Polypharmacy is also on the rise everywhere, with little knowledge of how drug interactions alter young brains.
Some psychiatrists have tried to argue that far from representing an epidemic of overprescribing, these figures show that not enough children are being prescribed drugs. They argue that not every child diagnosed with a mental illness is being treated (meaning medicated) so we are under-prescribing. This argument rests on three assumptions: that the diagnostic constructs used to assess our children are reliable, that our children’s distress has a biological basis such as chemical imbalance, and that everyone who receives a diagnosis needs to be medicated. All of these assumptions are, at best, highly questionable.

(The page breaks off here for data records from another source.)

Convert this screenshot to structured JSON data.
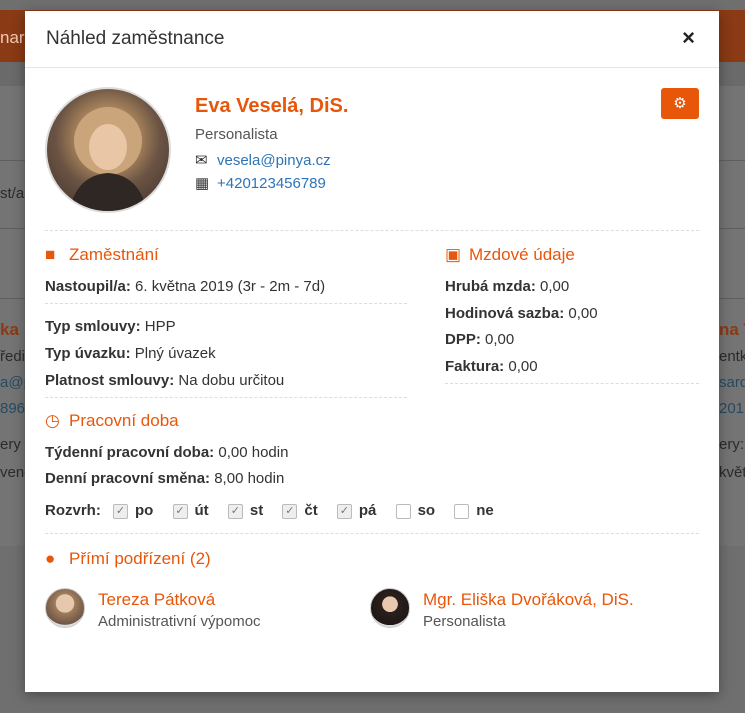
{
  "background": {
    "topbar_fragment": "nar",
    "left_fragments": [
      "st/a",
      "ka",
      "ředi",
      "a@p",
      "896",
      "ery 1",
      "vend"
    ],
    "right_fragments": [
      "na T",
      "entk",
      "sard",
      "201",
      "ery: ú",
      "květ"
    ]
  },
  "modal": {
    "title": "Náhled zaměstnance",
    "close_label": "×"
  },
  "profile": {
    "name": "Eva Veselá, DiS.",
    "role": "Personalista",
    "email": "vesela@pinya.cz",
    "phone": "+420123456789",
    "avatar_icon": "employee-photo",
    "settings_icon": "gears-icon"
  },
  "employment": {
    "title": "Zaměstnání",
    "start_label": "Nastoupil/a:",
    "start_value": "6. května 2019  (3r - 2m - 7d)",
    "contract_type_label": "Typ smlouvy:",
    "contract_type_value": "HPP",
    "workload_label": "Typ úvazku:",
    "workload_value": "Plný úvazek",
    "validity_label": "Platnost smlouvy:",
    "validity_value": "Na dobu určitou"
  },
  "salary": {
    "title": "Mzdové údaje",
    "gross_label": "Hrubá mzda:",
    "gross_value": "0,00",
    "hourly_label": "Hodinová sazba:",
    "hourly_value": "0,00",
    "dpp_label": "DPP:",
    "dpp_value": "0,00",
    "invoice_label": "Faktura:",
    "invoice_value": "0,00"
  },
  "worktime": {
    "title": "Pracovní doba",
    "weekly_label": "Týdenní pracovní doba:",
    "weekly_value": "0,00 hodin",
    "daily_label": "Denní pracovní směna:",
    "daily_value": "8,00 hodin",
    "schedule_label": "Rozvrh:",
    "days": [
      {
        "label": "po",
        "checked": true
      },
      {
        "label": "út",
        "checked": true
      },
      {
        "label": "st",
        "checked": true
      },
      {
        "label": "čt",
        "checked": true
      },
      {
        "label": "pá",
        "checked": true
      },
      {
        "label": "so",
        "checked": false
      },
      {
        "label": "ne",
        "checked": false
      }
    ]
  },
  "subordinates": {
    "title": "Přímí podřízení (2)",
    "items": [
      {
        "name": "Tereza Pátková",
        "role": "Administrativní výpomoc"
      },
      {
        "name": "Mgr. Eliška Dvořáková, DiS.",
        "role": "Personalista"
      }
    ]
  },
  "colors": {
    "accent": "#e8560a",
    "link": "#2e74b5",
    "overlay": "#6e6e6e"
  }
}
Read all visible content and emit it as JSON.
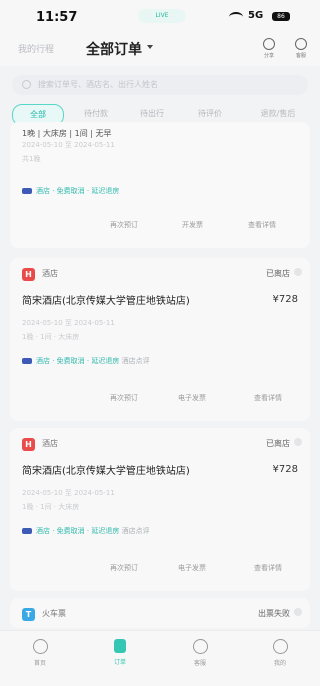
{
  "status_bar": {
    "time": "11:57",
    "center_pill": "LIVE",
    "network": "5G",
    "battery": "86"
  },
  "header": {
    "back": "我的行程",
    "title": "全部订单",
    "right_icons": [
      {
        "icon": "share-icon",
        "label": "分享"
      },
      {
        "icon": "help-icon",
        "label": "客服"
      }
    ]
  },
  "search": {
    "placeholder": "搜索订单号、酒店名、出行人姓名"
  },
  "tabs": [
    {
      "label": "全部",
      "active": true
    },
    {
      "label": "待付款"
    },
    {
      "label": "待出行"
    },
    {
      "label": "待评价"
    },
    {
      "label": "退款/售后"
    }
  ],
  "orders": [
    {
      "partial": true,
      "line1": "1晚 | 大床房 | 1间 | 无早",
      "date1": "2024-05-10 至 2024-05-11",
      "date2": "共1晚",
      "tag": "酒店 · 免费取消 · 延迟退房",
      "actions": [
        "再次预订",
        "开发票",
        "查看详情"
      ]
    },
    {
      "type": "酒店",
      "status": "已离店",
      "name": "简宋酒店(北京传媒大学管庄地铁站店)",
      "price": "¥728",
      "date1": "2024-05-10 至 2024-05-11",
      "date2": "1晚 · 1间 · 大床房",
      "tag": "酒店 · 免费取消 · 延迟退房",
      "tag_hint": "酒店点评",
      "actions": [
        "再次预订",
        "电子发票",
        "查看详情"
      ]
    },
    {
      "type": "酒店",
      "status": "已离店",
      "name": "简宋酒店(北京传媒大学管庄地铁站店)",
      "price": "¥728",
      "date1": "2024-05-10 至 2024-05-11",
      "date2": "1晚 · 1间 · 大床房",
      "tag": "酒店 · 免费取消 · 延迟退房",
      "tag_hint": "酒店点评",
      "actions": [
        "再次预订",
        "电子发票",
        "查看详情"
      ]
    },
    {
      "partial": true,
      "type": "火车票",
      "status": "出票失败"
    }
  ],
  "bottom_nav": [
    {
      "label": "首页",
      "icon": "home-icon"
    },
    {
      "label": "订单",
      "icon": "orders-icon",
      "active": true
    },
    {
      "label": "客服",
      "icon": "service-icon"
    },
    {
      "label": "我的",
      "icon": "profile-icon"
    }
  ]
}
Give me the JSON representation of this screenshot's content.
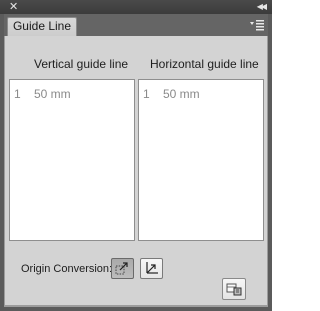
{
  "window": {
    "close_glyph": "✕",
    "collapse_glyph": "◀◀"
  },
  "tab": {
    "label": "Guide Line"
  },
  "vertical": {
    "title": "Vertical guide line",
    "rows": [
      {
        "index": "1",
        "value": "50 mm"
      }
    ]
  },
  "horizontal": {
    "title": "Horizontal guide line",
    "rows": [
      {
        "index": "1",
        "value": "50 mm"
      }
    ]
  },
  "origin": {
    "label": "Origin Conversion:"
  },
  "icons": {
    "panel_menu": "panel-menu-icon",
    "origin_top_left": "origin-top-left-icon",
    "origin_bottom_left": "origin-bottom-left-icon",
    "apply_guides": "apply-guides-icon"
  }
}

Town Hall Meeting on Medicating Children
The town hall meeting was the fourth in an ongoing series about psychiatric drugs, hosted by four organisations: the Council for Evidence-based Psychiatry, the International Institute for Psychiatric Drug Withdrawal, A Disorder 4 Everyone, and Mad in America, (whose website includes a section for parents).
Before deciding whether to watch the recording of the meeting, please be aware that some of the personal accounts are distressing. But there was also a feeling of hope among the panelists and in the chatroom shared by participants — hope that more people are becoming aware of the nature and extent of the problem and that long-overdue change is finally starting to emerge.